Source autoscaling not working

**Describe the bug**

Source vertex autoscaling does not trigger in the Rust runtime. The source emits `vertex_pending_messages_raw` with `partition_name="Source"`, but the Go daemon queries for `partition_name="<vertex-name>"` (e.g., `"my-source"`). This mismatch causes `CalculatePending()` to return `PendingNotAvailable`, so the autoscaler does not see pending messages for source vertices.
I verified this by running the example pipeline with a external nats server in a kind cluster. And could see that it does not autoscale. Trying the code in https://github.com/numaproj/numaflow/pull/3205 It does Autoscale. But i do see the problem with renaming the metric. But it was atleast helpfull to me to see it working.

**To Reproduce**

1. Deploy a pipeline with a source vertex that has autoscaling configured (`scale.min: 1, max: 5`) and a slow consumer (e.g., a source transformer with a 1-second sleep)
2. Publish enough messages to create a pending backlog (e.g., 5000 messages)
3. Port-forward to the source pod and scrape the metrics endpoint:
   ```bash
   SOURCE_POD=$(kubectl -n numaflow-system get pod \
     -l "numaflow.numaproj.io/pipeline-name=<pipeline>,numaflow.numaproj.io/vertex-name=<vertex>" \
     -o jsonpath='{.items[0].metadata.name}')
   kubectl -n numaflow-system port-forward "$SOURCE_POD" 9090:2469 &
   curl -sk https://localhost:9090/metrics | grep pending_messages_raw
   ```
4. Observe the metric has `partition_name="Source"` instead of the vertex name
5. Wait several minutes — the source never scales beyond 1 replica despite thousands of pending messages

**Reproduction pipeline:**

```yaml
apiVersion: numaflow.numaproj.io/v1alpha1
kind: Pipeline
metadata:
  name: test-autoscale
  namespace: numaflow-system
spec:
  vertices:
    - name: my-source
      scale:
        min: 1
        max: 5
      limits:
        readBatchSize: 1
      source:
        jetstream:
          url: nats://nats-external.default.svc:4222
          stream: test-source-stream
          consumer: numaflow-consumer
        transformer:
          container:
            image: sleep-transformer:latest # sleeps 1s per message
            imagePullPolicy: Never
    - name: out
      sink:
        log: {}
  edges:
    - from: my-source
      to: out
```

**Expected behavior**

With ~5000 pending messages and a source configured with `max: 5` replicas, the autoscaler should scale up the source vertex to handle the backlog.

**Actual behavior**

Source stays at 1 replica indefinitely.

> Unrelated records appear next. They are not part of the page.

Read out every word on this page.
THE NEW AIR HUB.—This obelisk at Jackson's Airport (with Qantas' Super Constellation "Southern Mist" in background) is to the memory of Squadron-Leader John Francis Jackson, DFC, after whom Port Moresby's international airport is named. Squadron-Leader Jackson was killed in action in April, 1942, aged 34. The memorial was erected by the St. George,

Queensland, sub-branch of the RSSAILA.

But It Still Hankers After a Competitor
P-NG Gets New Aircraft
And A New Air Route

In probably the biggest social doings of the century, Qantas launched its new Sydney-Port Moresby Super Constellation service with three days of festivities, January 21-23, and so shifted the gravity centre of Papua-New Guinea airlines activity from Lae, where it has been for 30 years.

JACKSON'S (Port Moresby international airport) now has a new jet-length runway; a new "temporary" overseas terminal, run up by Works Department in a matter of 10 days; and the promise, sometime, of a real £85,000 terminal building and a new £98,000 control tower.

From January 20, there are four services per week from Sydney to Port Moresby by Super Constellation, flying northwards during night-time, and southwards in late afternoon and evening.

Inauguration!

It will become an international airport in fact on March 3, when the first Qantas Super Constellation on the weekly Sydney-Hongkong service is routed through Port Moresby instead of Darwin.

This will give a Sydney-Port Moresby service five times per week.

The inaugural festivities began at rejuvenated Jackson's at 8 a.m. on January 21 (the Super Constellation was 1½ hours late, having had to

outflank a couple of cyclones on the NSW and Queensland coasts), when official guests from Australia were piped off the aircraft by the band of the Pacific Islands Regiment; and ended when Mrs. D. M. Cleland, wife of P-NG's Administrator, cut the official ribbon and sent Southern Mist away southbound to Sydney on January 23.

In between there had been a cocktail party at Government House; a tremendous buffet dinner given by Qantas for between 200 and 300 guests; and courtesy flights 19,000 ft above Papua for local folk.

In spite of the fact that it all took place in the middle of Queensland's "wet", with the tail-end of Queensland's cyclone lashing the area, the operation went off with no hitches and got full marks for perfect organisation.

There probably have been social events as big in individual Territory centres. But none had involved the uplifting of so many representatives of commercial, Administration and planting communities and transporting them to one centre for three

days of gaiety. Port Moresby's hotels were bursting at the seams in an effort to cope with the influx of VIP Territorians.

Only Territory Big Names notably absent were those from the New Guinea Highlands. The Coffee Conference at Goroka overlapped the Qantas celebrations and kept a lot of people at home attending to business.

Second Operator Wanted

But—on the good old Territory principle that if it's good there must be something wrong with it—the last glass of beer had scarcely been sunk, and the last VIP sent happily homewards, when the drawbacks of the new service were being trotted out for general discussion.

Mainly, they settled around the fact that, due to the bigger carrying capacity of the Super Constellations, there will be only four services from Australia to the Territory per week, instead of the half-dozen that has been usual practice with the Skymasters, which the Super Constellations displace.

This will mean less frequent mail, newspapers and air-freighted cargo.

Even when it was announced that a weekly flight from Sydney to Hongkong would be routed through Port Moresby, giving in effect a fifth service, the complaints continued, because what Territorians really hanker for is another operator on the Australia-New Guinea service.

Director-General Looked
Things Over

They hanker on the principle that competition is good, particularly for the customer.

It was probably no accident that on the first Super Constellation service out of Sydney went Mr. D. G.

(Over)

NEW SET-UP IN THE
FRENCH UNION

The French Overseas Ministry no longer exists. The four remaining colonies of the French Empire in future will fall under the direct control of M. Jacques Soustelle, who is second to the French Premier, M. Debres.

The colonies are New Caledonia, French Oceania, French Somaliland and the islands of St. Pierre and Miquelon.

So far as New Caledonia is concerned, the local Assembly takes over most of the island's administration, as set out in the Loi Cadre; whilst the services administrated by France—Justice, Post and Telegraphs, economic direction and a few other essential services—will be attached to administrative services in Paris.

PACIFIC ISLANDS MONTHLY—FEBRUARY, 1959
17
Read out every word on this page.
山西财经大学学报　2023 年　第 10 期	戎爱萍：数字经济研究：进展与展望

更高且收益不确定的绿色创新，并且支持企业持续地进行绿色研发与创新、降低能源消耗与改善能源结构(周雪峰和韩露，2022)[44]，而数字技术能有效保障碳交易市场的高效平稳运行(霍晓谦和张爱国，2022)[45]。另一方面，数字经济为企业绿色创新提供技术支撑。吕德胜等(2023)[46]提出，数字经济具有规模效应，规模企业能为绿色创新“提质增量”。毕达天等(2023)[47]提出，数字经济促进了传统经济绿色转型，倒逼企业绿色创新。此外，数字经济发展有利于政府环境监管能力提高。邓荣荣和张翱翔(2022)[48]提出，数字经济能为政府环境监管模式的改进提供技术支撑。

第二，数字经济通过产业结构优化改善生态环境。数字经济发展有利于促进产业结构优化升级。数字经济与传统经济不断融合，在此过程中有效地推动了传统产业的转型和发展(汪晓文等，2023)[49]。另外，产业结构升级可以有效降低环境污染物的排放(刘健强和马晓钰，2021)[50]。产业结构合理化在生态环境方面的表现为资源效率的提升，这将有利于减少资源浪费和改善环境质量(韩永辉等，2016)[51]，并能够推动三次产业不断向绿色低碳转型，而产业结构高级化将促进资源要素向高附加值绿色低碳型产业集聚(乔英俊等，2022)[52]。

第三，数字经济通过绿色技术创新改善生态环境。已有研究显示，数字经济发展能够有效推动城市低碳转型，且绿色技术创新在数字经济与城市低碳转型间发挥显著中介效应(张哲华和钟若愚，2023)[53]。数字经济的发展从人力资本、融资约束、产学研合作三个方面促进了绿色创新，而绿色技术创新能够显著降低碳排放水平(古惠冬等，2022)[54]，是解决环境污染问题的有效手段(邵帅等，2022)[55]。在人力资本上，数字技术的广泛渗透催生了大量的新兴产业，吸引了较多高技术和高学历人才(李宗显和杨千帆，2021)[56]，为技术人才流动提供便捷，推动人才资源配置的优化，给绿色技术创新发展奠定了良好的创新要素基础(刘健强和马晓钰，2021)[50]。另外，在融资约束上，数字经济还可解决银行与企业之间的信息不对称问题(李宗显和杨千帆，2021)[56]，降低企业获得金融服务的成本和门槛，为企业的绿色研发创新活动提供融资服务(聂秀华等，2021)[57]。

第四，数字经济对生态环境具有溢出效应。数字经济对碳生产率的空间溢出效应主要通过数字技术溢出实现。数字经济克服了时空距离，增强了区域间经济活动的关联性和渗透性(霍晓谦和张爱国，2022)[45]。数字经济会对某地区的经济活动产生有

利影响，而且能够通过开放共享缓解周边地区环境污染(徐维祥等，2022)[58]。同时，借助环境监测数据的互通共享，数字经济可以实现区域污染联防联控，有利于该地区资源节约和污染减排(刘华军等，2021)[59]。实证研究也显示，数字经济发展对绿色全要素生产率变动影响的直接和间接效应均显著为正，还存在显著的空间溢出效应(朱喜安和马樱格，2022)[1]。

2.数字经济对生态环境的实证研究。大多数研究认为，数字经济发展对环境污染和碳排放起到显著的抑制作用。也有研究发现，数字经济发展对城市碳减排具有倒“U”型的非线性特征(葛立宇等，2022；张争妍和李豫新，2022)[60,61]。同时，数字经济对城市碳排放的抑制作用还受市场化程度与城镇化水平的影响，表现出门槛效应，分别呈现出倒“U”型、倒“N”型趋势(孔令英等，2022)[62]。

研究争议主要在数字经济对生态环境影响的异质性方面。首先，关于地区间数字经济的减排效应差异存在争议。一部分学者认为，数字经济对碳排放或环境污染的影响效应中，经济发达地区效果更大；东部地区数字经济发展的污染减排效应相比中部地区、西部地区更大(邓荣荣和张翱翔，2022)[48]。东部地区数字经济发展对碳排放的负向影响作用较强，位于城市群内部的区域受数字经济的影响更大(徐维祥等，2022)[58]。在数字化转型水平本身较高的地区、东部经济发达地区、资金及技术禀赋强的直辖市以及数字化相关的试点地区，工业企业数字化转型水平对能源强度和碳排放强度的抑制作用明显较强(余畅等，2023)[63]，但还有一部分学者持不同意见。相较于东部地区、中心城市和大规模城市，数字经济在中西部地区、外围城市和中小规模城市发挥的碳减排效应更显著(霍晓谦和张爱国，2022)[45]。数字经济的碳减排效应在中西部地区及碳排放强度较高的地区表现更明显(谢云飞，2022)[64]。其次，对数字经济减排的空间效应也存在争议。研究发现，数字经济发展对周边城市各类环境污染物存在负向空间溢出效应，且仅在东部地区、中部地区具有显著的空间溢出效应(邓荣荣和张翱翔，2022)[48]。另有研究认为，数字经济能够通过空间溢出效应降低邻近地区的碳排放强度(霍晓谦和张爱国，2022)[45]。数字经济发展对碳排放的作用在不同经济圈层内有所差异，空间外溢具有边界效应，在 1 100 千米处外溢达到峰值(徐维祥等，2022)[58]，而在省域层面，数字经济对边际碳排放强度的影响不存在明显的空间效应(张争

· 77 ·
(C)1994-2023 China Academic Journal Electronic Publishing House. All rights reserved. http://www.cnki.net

The daemon cannot find the pending count because the metric label doesn't match what it queries for.

**Evidence**

Scraping the source pod's metrics endpoint on v1.7.1:

```
vertex_pending_messages_raw{partition_name="Source",pipeline="test-autoscale",vertex="my-source",vertex_type="source"} 4998
```

The Go daemon queries with `partitionName="my-source"` (the vertex name), per `pipeline_metrics_query.go:152-154`:

```go
if abstractVertex.IsASource() {
    bufferList = append(bufferList, vertexName)  // "my-source"
}
```

In `CalculatePending()` (`helper.go:72`), the lookup `pendingCount["my-source"]` fails because the map contains `"Source"`:

```go
val, ok := pendingCount[partitionName]  // partitionName="my-source", but map key is "Source"
// ok is always false → returns PendingNotAvailable
```

**v1.7.1 — source stays at 1 replica with ~5000 pending:**

```
Time       | Replicas | Pending (daemon sees)
-----------|----------|----------------------
17:31:43   | 1        | -1 (PendingNotAvailable)
17:31:58   | 1        | -1
17:32:13   | 1        | -1
17:32:28   | 1        | -1
17:32:43   | 1        | -1
(stayed at 1 for 3+ minutes)
```

**With fix applied — source scales to 3 replicas within 15 seconds:**

```
Time       | Replicas | Pending
-----------|----------|--------
17:26:43   | 1        | 4978
17:26:58   | 3        | 4955
17:27:13   | 3        | 4910
17:27:29   | 3        | 4865
17:27:44   | 3        | 4820
```

**Root cause**

The Rust source runtime and the Go daemon ended up using different values for the source `partition_name`.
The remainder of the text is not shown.